Updated at 2:22 p.m. ET
NEWS BRIEF Wells Fargo CEO John Stumpf, under fire for the practice by some of his employees to create millions of fake bank and credit-card accounts to collect fees and hit sales targets, told the Senate Banking Committee he accepts “full responsibility for all unethical sales practices.”
But those remarks did little to placate lawmakers from both parties who pointedly criticized the bank and its practices. Here’s Senator Elizabeth Warren, the Massachusetts Democrat, who told Stumpf he should resign.
.@SenWarren #WellsFargo CEO: "You should resign. You should give back the money that you took..." pic.twitter.com/aPZViWGJIN
— CSPAN (@cspan) September 20, 2016
Those comments were echoed by Sherrod Brown, the ranking member on the panel. “I was stunned when I learned about the breadth and duration of this fraud,” he said.
Stumpf told lawmakers that “there was no orchestrated effort, or scheme as some have called it, by the company.
“Wrongful sales practices goes entirely against our values, ethics, and culture, and runs counter to our business strategy of helping our customers succeed financially and deepening our relationship with those customers.”
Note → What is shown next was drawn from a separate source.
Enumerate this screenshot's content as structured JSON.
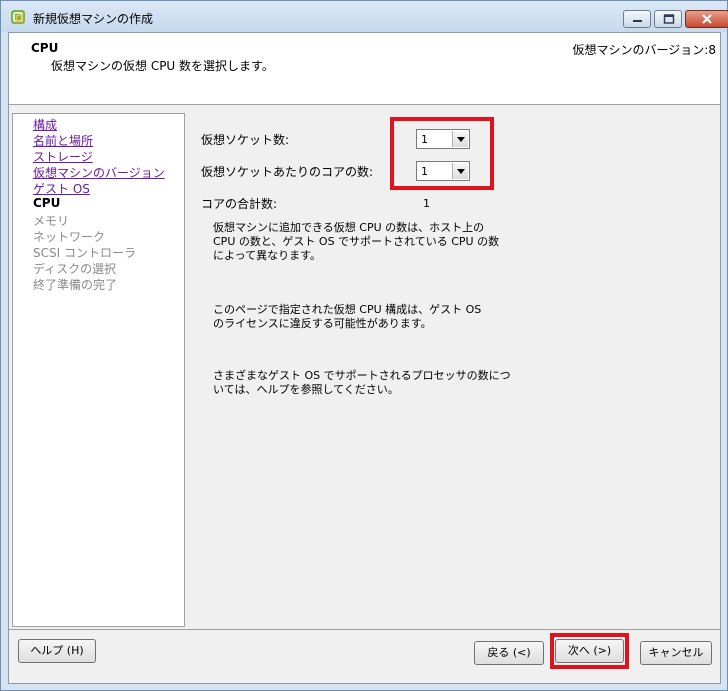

As we reported last week, federal regulators fined Wells Fargo $185 million—the largest fine since the Consumer Finance Protection Bureau was founded in 2011—for the practice in which some employees engaged in deceptive practices to hit sales targets. The bank, which admitted no wrongdoing under the deal, also fired 5,300 employees who were involved in the fraudulent practice, but Carrie Tolstedt, who headed the unit that created the fake accounts, will likely walk away with a $125 million golden parachute. That payment, which was part of her contract and agreed to prior to the settlement with CFPB, has been heavily criticized by financial-watchdog groups—and, in theory, the bank can take some of that money back.